Im Sommer 2024 wird auf der Bahnstrecke Leipzig-Chemnitz ein neues Zeitalter eingeläutet: Dort sind bisher noch alte, von einer Diesellok gezogene DDR-Reisezugwagen unterwegs - sie sollen dann modernen Akkuzügen weichen. Eines der elf zum Preis von zusammen 70 Millionen Euro bestellten Exemplare wurde am Montag in Chemnitz vorgestellt.
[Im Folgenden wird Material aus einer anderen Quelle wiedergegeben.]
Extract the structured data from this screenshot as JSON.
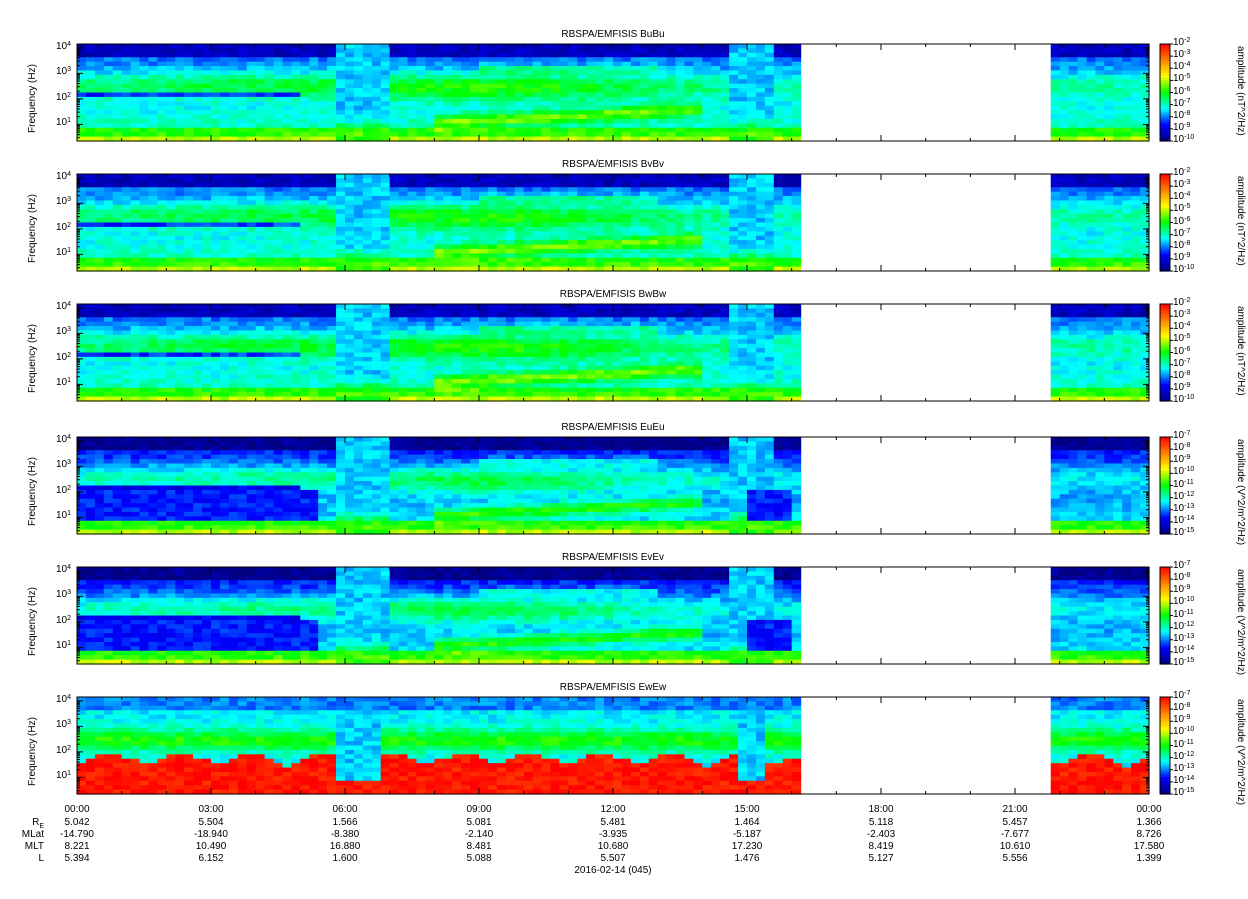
{
  "chart_data": {
    "type": "heatmap",
    "panels": [
      {
        "title": "RBSPA/EMFISIS  BuBu",
        "ylabel": "Frequency (Hz)",
        "cblabel": "amplitude (nT^2/Hz)",
        "cbrange_exp": [
          -10,
          -2
        ],
        "kind": "B"
      },
      {
        "title": "RBSPA/EMFISIS  BvBv",
        "ylabel": "Frequency (Hz)",
        "cblabel": "amplitude (nT^2/Hz)",
        "cbrange_exp": [
          -10,
          -2
        ],
        "kind": "B"
      },
      {
        "title": "RBSPA/EMFISIS  BwBw",
        "ylabel": "Frequency (Hz)",
        "cblabel": "amplitude (nT^2/Hz)",
        "cbrange_exp": [
          -10,
          -2
        ],
        "kind": "B"
      },
      {
        "title": "RBSPA/EMFISIS  EuEu",
        "ylabel": "Frequency (Hz)",
        "cblabel": "amplitude (V^2/m^2/Hz)",
        "cbrange_exp": [
          -15,
          -7
        ],
        "kind": "E"
      },
      {
        "title": "RBSPA/EMFISIS  EvEv",
        "ylabel": "Frequency (Hz)",
        "cblabel": "amplitude (V^2/m^2/Hz)",
        "cbrange_exp": [
          -15,
          -7
        ],
        "kind": "E"
      },
      {
        "title": "RBSPA/EMFISIS  EwEw",
        "ylabel": "Frequency (Hz)",
        "cblabel": "amplitude (V^2/m^2/Hz)",
        "cbrange_exp": [
          -15,
          -7
        ],
        "kind": "Ew"
      }
    ],
    "yticks_exp": [
      1,
      2,
      3,
      4
    ],
    "y_unit_base": "10",
    "x_tick_labels": [
      "00:00",
      "03:00",
      "06:00",
      "09:00",
      "12:00",
      "15:00",
      "18:00",
      "21:00",
      "00:00"
    ],
    "x_range_hours": [
      0,
      24
    ],
    "data_gaps_hours": [
      [
        16.1,
        21.9
      ]
    ],
    "ephemeris": {
      "labels": [
        "RE",
        "MLat",
        "MLT",
        "L"
      ],
      "rows": [
        [
          "5.042",
          "5.504",
          "1.566",
          "5.081",
          "5.481",
          "1.464",
          "5.118",
          "5.457",
          "1.366"
        ],
        [
          "-14.790",
          "-18.940",
          "-8.380",
          "-2.140",
          "-3.935",
          "-5.187",
          "-2.403",
          "-7.677",
          "8.726"
        ],
        [
          "8.221",
          "10.490",
          "16.880",
          "8.481",
          "10.680",
          "17.230",
          "8.419",
          "10.610",
          "17.580"
        ],
        [
          "5.394",
          "6.152",
          "1.600",
          "5.088",
          "5.507",
          "1.476",
          "5.127",
          "5.556",
          "1.399"
        ]
      ]
    },
    "date_label": "2016-02-14 (045)",
    "colormap": [
      "#000080",
      "#0000ff",
      "#00ffff",
      "#00ff00",
      "#ffff00",
      "#ff8000",
      "#ff0000"
    ]
  }
}
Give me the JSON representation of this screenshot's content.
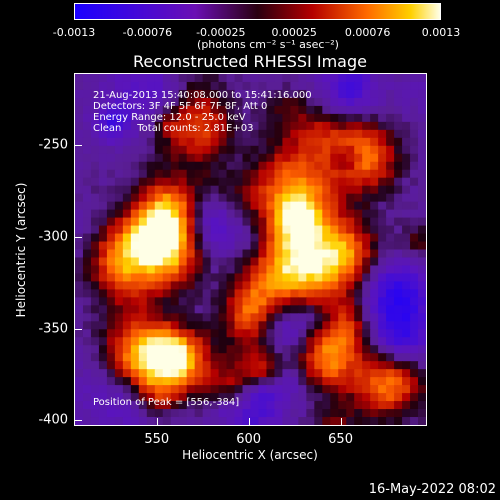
{
  "colorbar": {
    "tick_labels": [
      "-0.0013",
      "-0.00076",
      "-0.00025",
      "0.00025",
      "0.00076",
      "0.0013"
    ],
    "unit": "(photons cm⁻² s⁻¹ asec⁻²)",
    "range": [
      -0.0013,
      0.0013
    ]
  },
  "chart_data": {
    "type": "heatmap",
    "title": "Reconstructed RHESSI Image",
    "xlabel": "Heliocentric X (arcsec)",
    "ylabel": "Heliocentric Y (arcsec)",
    "xlim": [
      505,
      697
    ],
    "ylim": [
      -403,
      -211
    ],
    "x_ticks": [
      550,
      600,
      650
    ],
    "y_ticks": [
      -250,
      -300,
      -350,
      -400
    ],
    "peak": [
      556,
      -384
    ],
    "colormap": "blue-purple-red-yellow-white",
    "annotations": {
      "time": "21-Aug-2013 15:40:08.000 to 15:41:16.000",
      "detectors": "Detectors: 3F 4F 5F 6F 7F 8F, Att 0",
      "energy": "Energy Range: 12.0 - 25.0 keV",
      "method": "Clean     Total counts: 2.81E+03",
      "peak_text": "Position of Peak = [556,-384]"
    }
  },
  "datestamp": "16-May-2022 08:02"
}
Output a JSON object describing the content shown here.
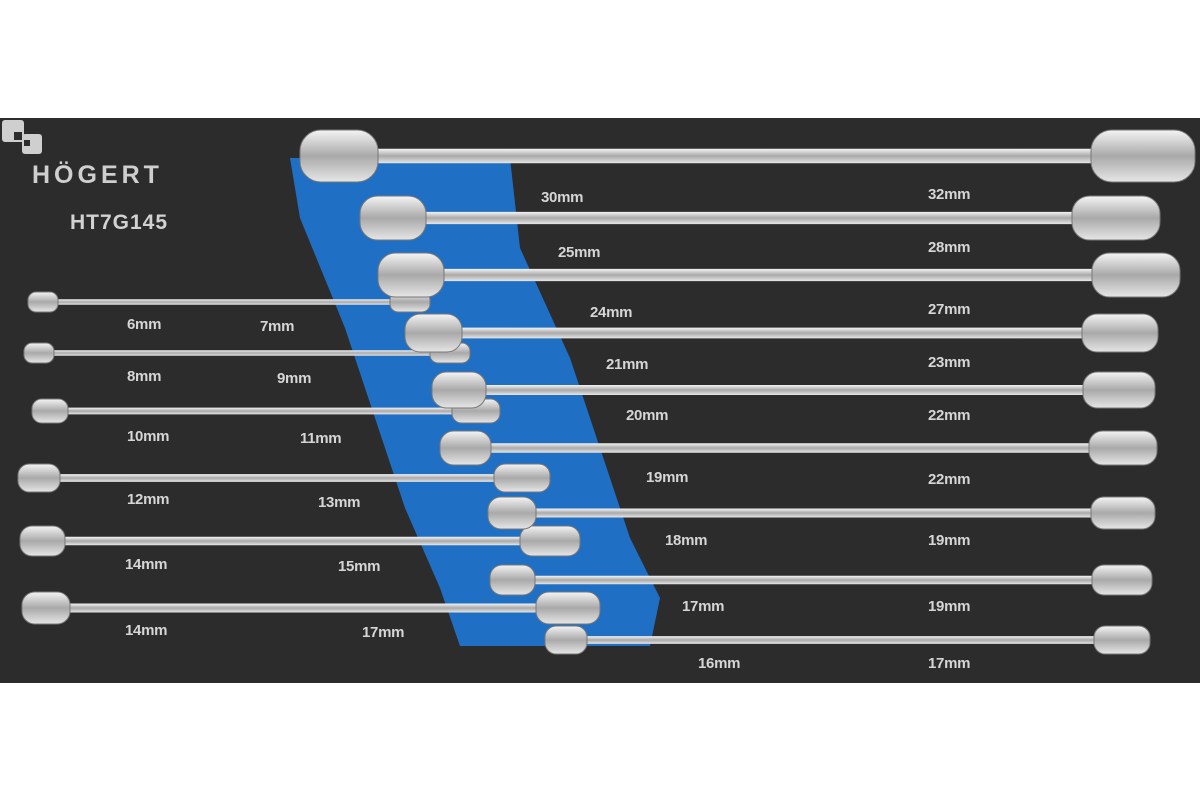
{
  "brand": "HÖGERT",
  "model": "HT7G145",
  "colors": {
    "tray": "#2c2c2d",
    "insert": "#1f6fc4",
    "steel": "#d8d8d8"
  },
  "left_labels": [
    "6mm",
    "7mm",
    "8mm",
    "9mm",
    "10mm",
    "11mm",
    "12mm",
    "13mm",
    "14mm",
    "15mm",
    "14mm",
    "17mm"
  ],
  "right_labels": [
    "30mm",
    "32mm",
    "25mm",
    "28mm",
    "24mm",
    "27mm",
    "21mm",
    "23mm",
    "20mm",
    "22mm",
    "19mm",
    "22mm",
    "18mm",
    "19mm",
    "17mm",
    "19mm",
    "16mm",
    "17mm"
  ]
}
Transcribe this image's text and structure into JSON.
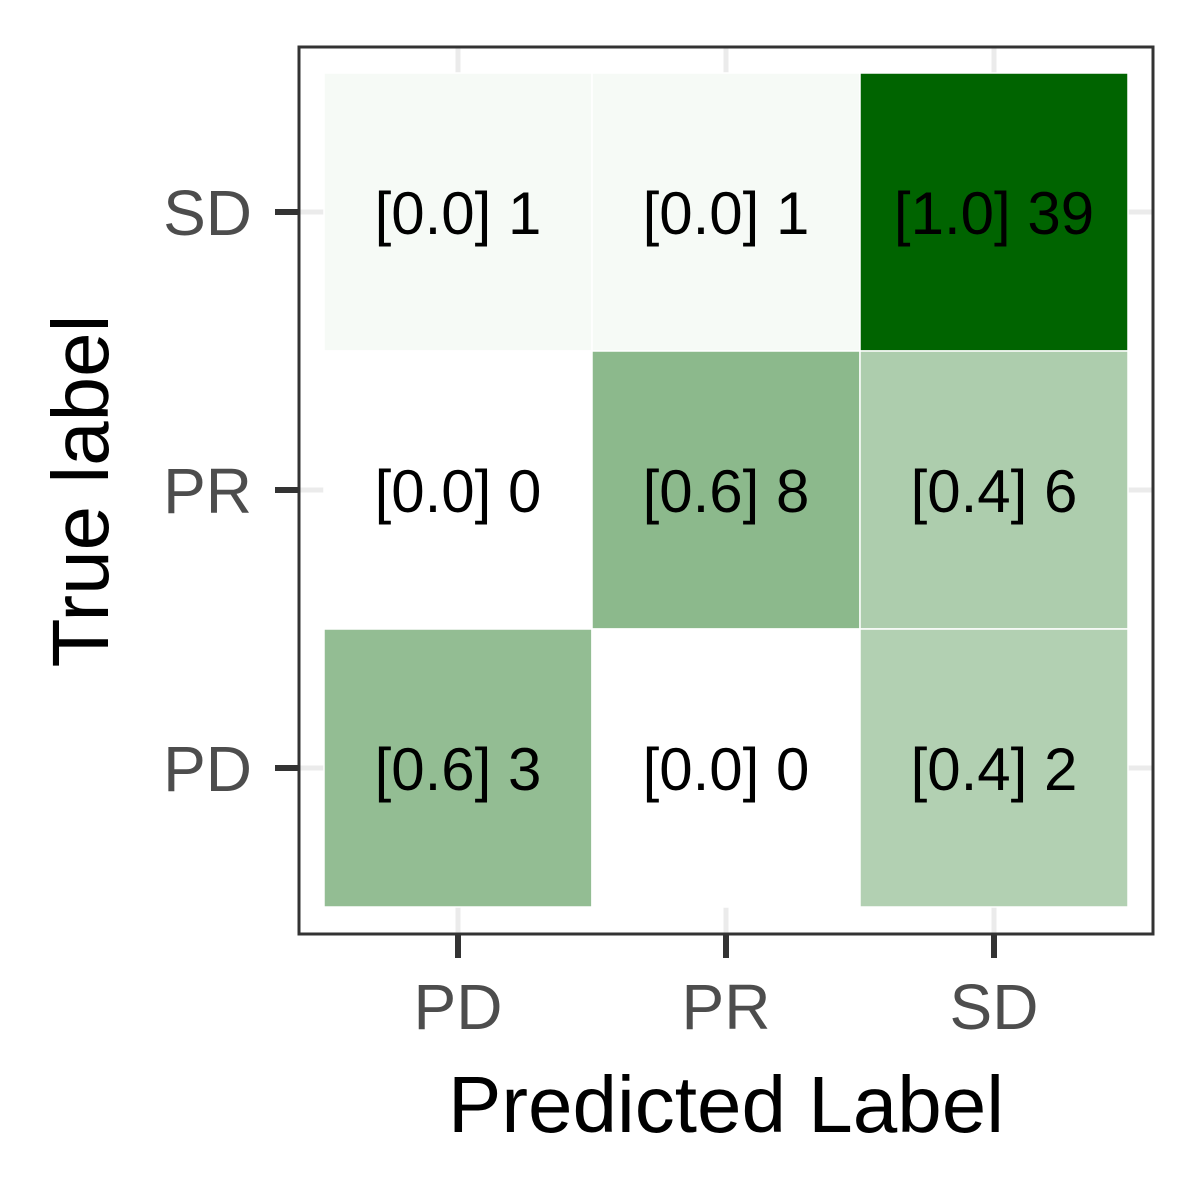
{
  "chart_data": {
    "type": "heatmap",
    "xlabel": "Predicted Label",
    "ylabel": "True label",
    "x_categories": [
      "PD",
      "PR",
      "SD"
    ],
    "y_categories": [
      "PD",
      "PR",
      "SD"
    ],
    "cells": [
      {
        "true": "SD",
        "pred": "PD",
        "proportion": 0.0,
        "count": 1,
        "label": "[0.0] 1"
      },
      {
        "true": "SD",
        "pred": "PR",
        "proportion": 0.0,
        "count": 1,
        "label": "[0.0] 1"
      },
      {
        "true": "SD",
        "pred": "SD",
        "proportion": 1.0,
        "count": 39,
        "label": "[1.0] 39"
      },
      {
        "true": "PR",
        "pred": "PD",
        "proportion": 0.0,
        "count": 0,
        "label": "[0.0] 0"
      },
      {
        "true": "PR",
        "pred": "PR",
        "proportion": 0.6,
        "count": 8,
        "label": "[0.6] 8"
      },
      {
        "true": "PR",
        "pred": "SD",
        "proportion": 0.4,
        "count": 6,
        "label": "[0.4] 6"
      },
      {
        "true": "PD",
        "pred": "PD",
        "proportion": 0.6,
        "count": 3,
        "label": "[0.6] 3"
      },
      {
        "true": "PD",
        "pred": "PR",
        "proportion": 0.0,
        "count": 0,
        "label": "[0.0] 0"
      },
      {
        "true": "PD",
        "pred": "SD",
        "proportion": 0.4,
        "count": 2,
        "label": "[0.4] 2"
      }
    ],
    "color_low": "#ffffff",
    "color_high": "#006400",
    "grid": true,
    "legend": "none"
  }
}
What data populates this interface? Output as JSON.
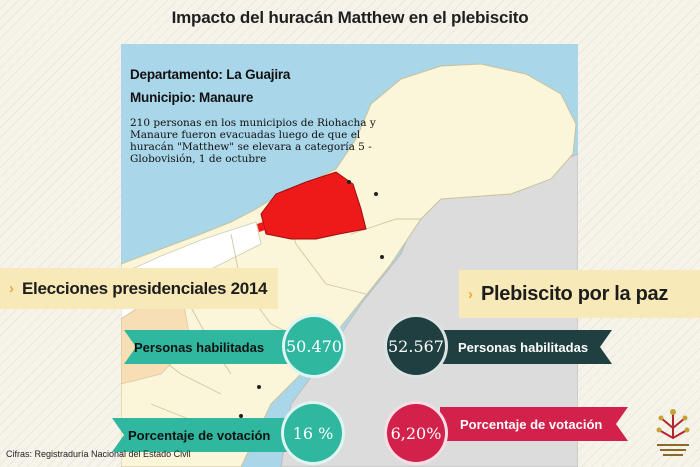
{
  "title": "Impacto del huracán Matthew en el plebiscito",
  "info": {
    "departamento": "Departamento: La Guajira",
    "municipio": "Municipio: Manaure",
    "note": "210 personas en los municipios de Riohacha y Manaure fueron evacuadas luego de que el huracán \"Matthew\" se elevara a categoría 5 - Globovisión, 1 de octubre"
  },
  "elecciones": {
    "heading": "Elecciones presidenciales 2014",
    "habilitadas_label": "Personas habilitadas",
    "habilitadas_value": "50.470",
    "votacion_label": "Porcentaje de votación",
    "votacion_value": "16 %"
  },
  "plebiscito": {
    "heading": "Plebiscito por la paz",
    "habilitadas_label": "Personas habilitadas",
    "habilitadas_value": "52.567",
    "votacion_label": "Porcentaje de votación",
    "votacion_value": "6,20%"
  },
  "source": "Cifras: Registraduría Nacional del Estado Civil",
  "colors": {
    "teal": "#2fb7a0",
    "dark_teal": "#1f3f40",
    "crimson": "#d2214a",
    "banner": "#f8eab8",
    "sea": "#a9d6e8",
    "land": "#fbf6d9",
    "highlight": "#ee1a1a"
  },
  "icons": {
    "chevron": "chevron-right-icon",
    "logo": "logo-icon"
  }
}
Von einer «Zeitenwende im ÖPNV» sprach Ines Fröhlich, Staatssekretärin im Dresdner Verkehrsministerium.
Im Bahnverkehr wird seit langem auf Elektroantrieb gesetzt. Doch laut Bundesverkehrsministerium sind von den 33.500 Kilometern Schienennetz nur etwa 62 Prozent elektrifiziert. Auf den Strecken ohne Oberleitung werden bisher Dieselfahrzeuge eingesetzt. Mit Blick auf den Klimaschutz müssen dafür Alternativen gefunden werden. Neben Akkuzügen können das auch Züge mit Wasserstoffantrieb sein.
«Der Diesel ist nicht mehr zeitgemäß», sagte Alstom-Deutschlandchef Müslüm Yakisan am Montag in Chemnitz. Die Entwicklung weg vom Diesel gehe nicht von heute auf morgen und die Elektrifizierung weiterer Strecken dauere. Sein Unternehmen wird die neuen Züge mit jeweils 140 bis 160 Sitzplätzen für die Linie Chemnitz-Leipzig in Salzgitter bauen. Alstom hat auch Werke in Görlitz und Bautzen mit zusammen rund 2000 Beschäftigten.